Challenge 2: Mixing large language models (LLMs) with generative models for generative materials design. While deep language models have been combined with generative models for protein [
20] and simplified molecular-input line-entry system (SMILES)-based molecule design [
18], it is challenging to apply this to crystal material design due to the high symmetry constraints and the difficulty of finding stable and synthesizable crystal structures.
Challenge 3: Fast validation models for screening final candidate materials. Many material design constraints (explicit or implicit) cannot be incorporated into a generative model and can only be validated over generated samples. However, filtering criteria such as synthesizability, mechanical stability, and thermodynamic stability are all very difficult to compute. The consideration of manufacturability makes it even worse. The question of how to improve the hit rate of generating physically and chemically feasible materials and train fast and accurate evaluation models is a key unsolved problem.
Challenge 4: Creative generative design. The objective of design is to find novel materials with exceptional properties while current generative models are trained to generate samples similar to the training sets. Another obstacle is that neural networks are good at interpolation but not at extrapolation, which makes the performance prediction of out-of-distribution samples difficult and misleads generation models to generate invalid designs.

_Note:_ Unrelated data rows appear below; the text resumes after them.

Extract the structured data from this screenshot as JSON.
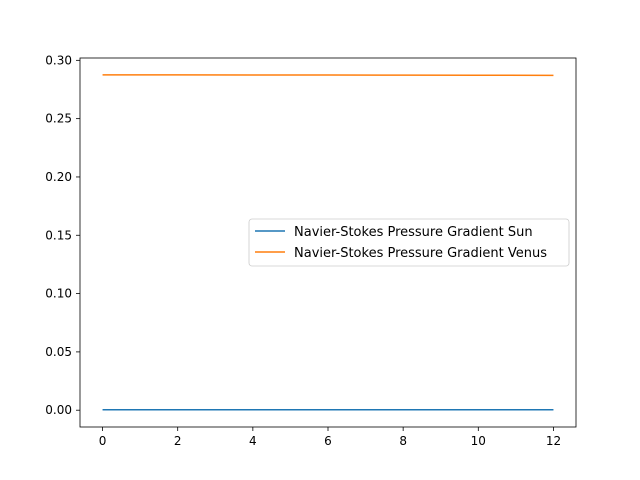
{
  "chart_data": {
    "type": "line",
    "title": "",
    "xlabel": "",
    "ylabel": "",
    "xlim": [
      -0.6,
      12.6
    ],
    "ylim": [
      -0.0144,
      0.302
    ],
    "xticks": [
      0,
      2,
      4,
      6,
      8,
      10,
      12
    ],
    "xtick_labels": [
      "0",
      "2",
      "4",
      "6",
      "8",
      "10",
      "12"
    ],
    "yticks": [
      0.0,
      0.05,
      0.1,
      0.15,
      0.2,
      0.25,
      0.3
    ],
    "ytick_labels": [
      "0.00",
      "0.05",
      "0.10",
      "0.15",
      "0.20",
      "0.25",
      "0.30"
    ],
    "grid": false,
    "legend_placement": "center-right",
    "series": [
      {
        "name": "Navier-Stokes Pressure Gradient Sun",
        "color": "#1f77b4",
        "x": [
          0,
          2,
          4,
          6,
          8,
          10,
          12
        ],
        "y": [
          0.0004,
          0.0004,
          0.0004,
          0.0004,
          0.0004,
          0.0004,
          0.0004
        ]
      },
      {
        "name": "Navier-Stokes Pressure Gradient Venus",
        "color": "#ff7f0e",
        "x": [
          0,
          2,
          4,
          6,
          8,
          10,
          12
        ],
        "y": [
          0.2875,
          0.2875,
          0.2874,
          0.2874,
          0.2873,
          0.2872,
          0.2871
        ]
      }
    ]
  }
}
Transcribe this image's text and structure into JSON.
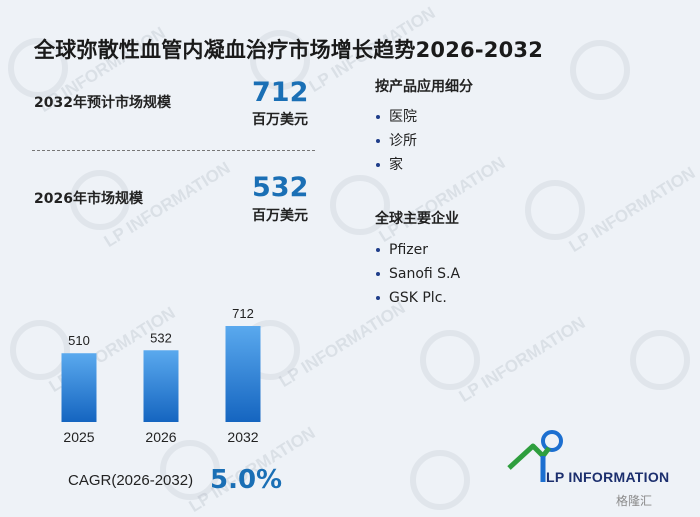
{
  "title": "全球弥散性血管内凝血治疗市场增长趋势2026-2032",
  "kpis": [
    {
      "label": "2032年预计市场规模",
      "value": "712",
      "unit": "百万美元"
    },
    {
      "label": "2026年市场规模",
      "value": "532",
      "unit": "百万美元"
    }
  ],
  "segments": {
    "title": "按产品应用细分",
    "items": [
      "医院",
      "诊所",
      "家"
    ]
  },
  "companies": {
    "title": "全球主要企业",
    "items": [
      "Pfizer",
      "Sanofi S.A",
      "GSK Plc."
    ]
  },
  "cagr": {
    "label": "CAGR(2026-2032)",
    "value": "5.0%"
  },
  "brand": {
    "name": "LP INFORMATION",
    "watermark": "LP INFORMATION"
  },
  "credit": "格隆汇",
  "colors": {
    "accent": "#1a6fb5",
    "bar_top": "#5aa9ee",
    "bar_bottom": "#1565c0",
    "logo_green": "#2e9e3e",
    "logo_blue": "#1c6fd0"
  },
  "chart_data": {
    "type": "bar",
    "categories": [
      "2025",
      "2026",
      "2032"
    ],
    "values": [
      510,
      532,
      712
    ],
    "ylim": [
      0,
      712
    ],
    "title": "",
    "xlabel": "",
    "ylabel": "",
    "grid": false
  }
}
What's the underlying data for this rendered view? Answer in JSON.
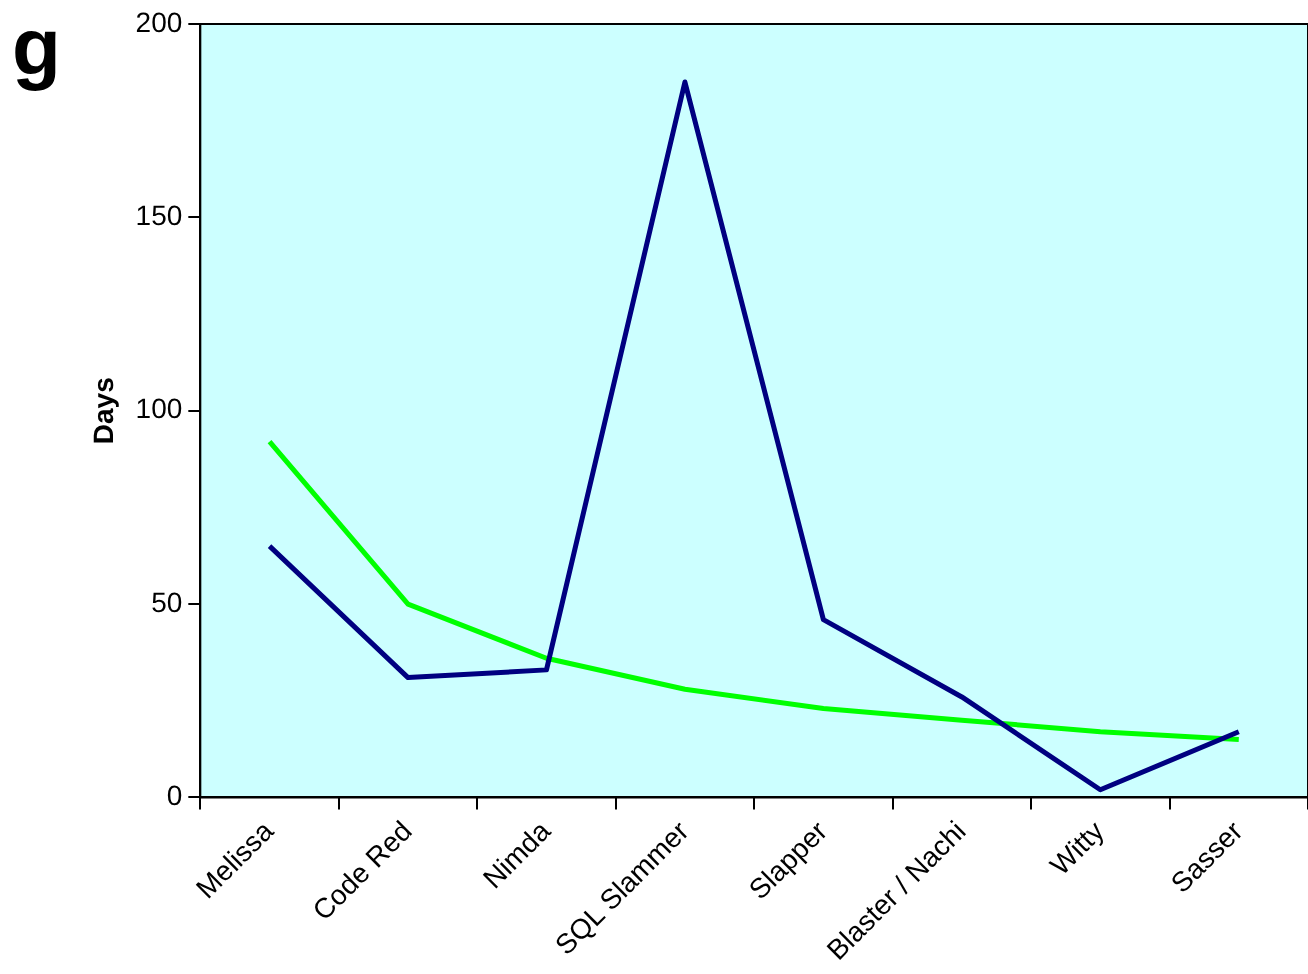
{
  "chart_data": {
    "type": "line",
    "ylabel": "Days",
    "annotations": [
      "g"
    ],
    "categories": [
      "Melissa",
      "Code Red",
      "Nimda",
      "SQL Slammer",
      "Slapper",
      "Blaster / Nachi",
      "Witty",
      "Sasser"
    ],
    "series": [
      {
        "color": "#000080",
        "values": [
          65,
          31,
          33,
          185,
          46,
          26,
          2,
          17
        ]
      },
      {
        "type": "line",
        "color": "#00ff00",
        "values": [
          92,
          50,
          36,
          28,
          23,
          20,
          17,
          15
        ]
      }
    ],
    "ylim": [
      0,
      200
    ],
    "yticks": [
      0,
      50,
      100,
      150,
      200
    ],
    "grid": false,
    "legend": false,
    "marker": "none"
  }
}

Challenge 5: Generative design with limited datasets. Due to the high costs of experiments or DFT calculations, most current materials datasets are small in terms of macro material properties such as thermal conductivity and piezoelectricity. However, there are a large number of unlabeled material structures. Opportunities exist here to exploit advanced machine learning techniques such as pretraining and physics-informed neural networks to address these issues. There is also promise in exploring surrogate models trained with mixed fidelity datasets and studying out-of-distribution machine learning models with high generalization performance for novel samples.
With the emergence of more advanced deep generative AI techniques, as demonstrated by OpenAI’s Sora for text-to-video generation, generative design research for materials and structures will undergo a transformative revolution in the coming years, which can greatly assist in addressing the global challenges of climate change, energy, and human health.